Before the show began, anticipation and high-grade weed smoke had the nearly 5,000-person capacity theater feeling thick. What was a half-full venue quickly turned into a sea of humanity once Gucci emerged from behind the curtain shortly before 9 p.m., in a shimmering black jacket that Liberace would’ve been proud of.
He set the tempo with his The State vs. Radric Davis intro “Classical” before rolling into his deep catalog of bangers, including “Lemonade,” “Photo Shoot,” “Go Head,” and “Freaky Girl”—his signature pregnant strut still in effect despite his weight loss.
Keyshia Ka’oir, his supportive girlfriend, joined the fun, dancing seductively in a skin-tight sequined two piece outfit with the words “sex” prominently written in yellow letters on the top and bottom, for the single “I Think I Love Her.”
A photo posted by Gucci Mane (@laflare1017) on Jul 23, 2016 at 6:59am PDT
OJ the Juiceman was the first rap friend to show up to the party, for a rendition of “Make the Trap Say Aye.” Gucci Mane looked visibly happy to be united with his Bouldercrest Road brethren, rapping OJ’s verse word-for-word with a Kool-Aid smile. “This is Gucci and Friends—let’s bring out some more friends,” DJ Holiday yelled from his place behind the 1s and 2s.

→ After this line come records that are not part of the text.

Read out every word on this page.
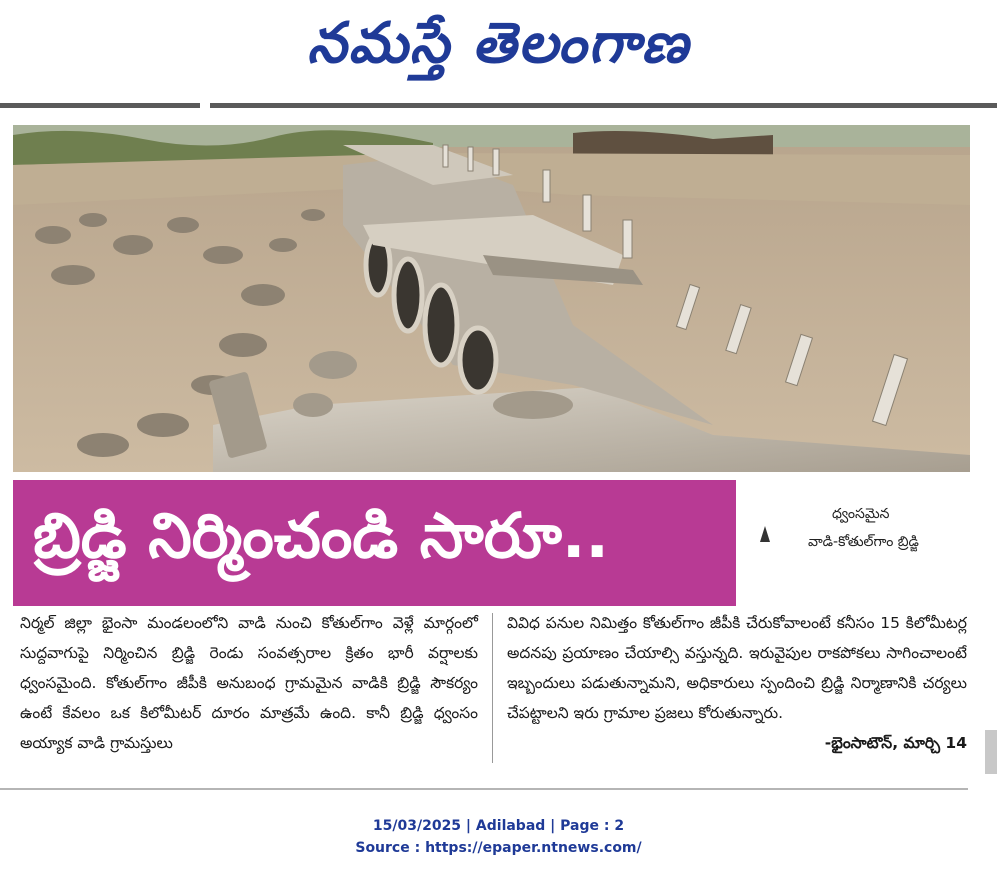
నమస్తే తెలంగాణ
బ్రిడ్జి నిర్మించండి సారూ..	ధ్వంసమైన
వాడి-కోతుల్‌గాం బ్రిడ్జి

నిర్మల్ జిల్లా భైంసా మండలంలోని వాడి నుంచి కోతుల్‌గాం వెళ్లే మార్గంలో సుద్దవాగుపై నిర్మించిన బ్రిడ్జి రెండు సంవత్సరాల క్రితం భారీ వర్షాలకు ధ్వంసమైంది. కోతుల్‌గాం జీపీకి అనుబంధ గ్రామమైన వాడికి బ్రిడ్జి సౌకర్యం ఉంటే కేవలం ఒక కిలోమీటర్ దూరం మాత్రమే ఉంది. కానీ బ్రిడ్జి ధ్వంసం అయ్యాక వాడి గ్రామస్తులు

వివిధ పనుల నిమిత్తం కోతుల్‌గాం జీపీకి చేరుకోవాలంటే కనీసం 15 కిలోమీటర్ల అదనపు ప్రయాణం చేయాల్సి వస్తున్నది. ఇరువైపుల రాకపోకలు సాగించాలంటే ఇబ్బందులు పడుతున్నామని, అధికారులు స్పందించి బ్రిడ్జి నిర్మాణానికి చర్యలు చేపట్టాలని ఇరు గ్రామాల ప్రజలు కోరుతున్నారు.

-భైంసాటౌన్, మార్చి 14
15/03/2025 | Adilabad | Page : 2
Source : https://epaper.ntnews.com/
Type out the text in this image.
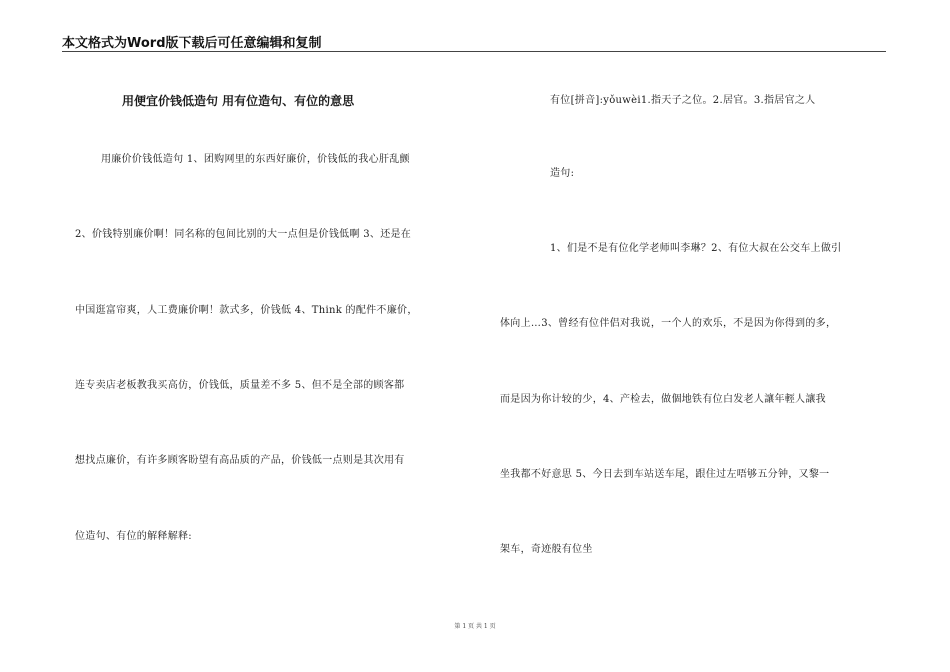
本文格式为Word版下载后可任意编辑和复制
用便宜价钱低造句 用有位造句、有位的意思
用廉价价钱低造句 1、团购网里的东西好廉价，价钱低的我心肝乱颤
2、价钱特别廉价啊！同名称的包间比别的大一点但是价钱低啊 3、还是在
中国逛富帘爽，人工费廉价啊！款式多，价钱低 4、Think 的配件不廉价，
连专卖店老板教我买高仿，价钱低，质量差不多 5、但不是全部的顾客都
想找点廉价，有许多顾客盼望有高品质的产品，价钱低一点则是其次用有
位造句、有位的解释解释:
有位[拼音]:yǒuwèi1.指天子之位。2.居官。3.指居官之人
造句:
1、们是不是有位化学老师叫李琳？2、有位大叔在公交车上做引
体向上…3、曾经有位伴侣对我说，一个人的欢乐，不是因为你得到的多，
而是因为你计较的少，4、产检去，做個地铁有位白发老人讓年輕人讓我
坐我都不好意思 5、今日去到车站送车尾，跟住过左唔够五分钟，又黎一
架车，奇迹般有位坐
第 1 页 共 1 页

At different points of the night, Peewee Longway, Young Dolph, Fetty Wap, and 2 Chainz all contributed.
Gucci, who was at that point rocking a cow-print sequined vest, launched into more hits like “Bird Flu,” “That’s My Hood,” and “Making Love to the Money.”
“I got so many hits, we gone be here for a minute,” he said with a smile, showing off his pearly white veneers. For someone who hasn’t performed in three years, the tatted-up rapper was noticeably crisp, remembering his lyrics, even for the older material.
When Future came jogging onto the stage to “Stick Talk,” a deafening roar ripped through the crowd. Drake’s appearance officially broke the knob off. By the time Hendrix and Aubrey collaborated on “Jumpman,” the entire building felt like it was about to bust at the seams—you could feel the floor undulating beneath the feet of the super ignited crowd.
“Shout out to the legend Gucci Mane,” the 6 God declared after the two performed “Back on Road.” He was right. This was Gucci’s night. Back to the trap house. Like he never left.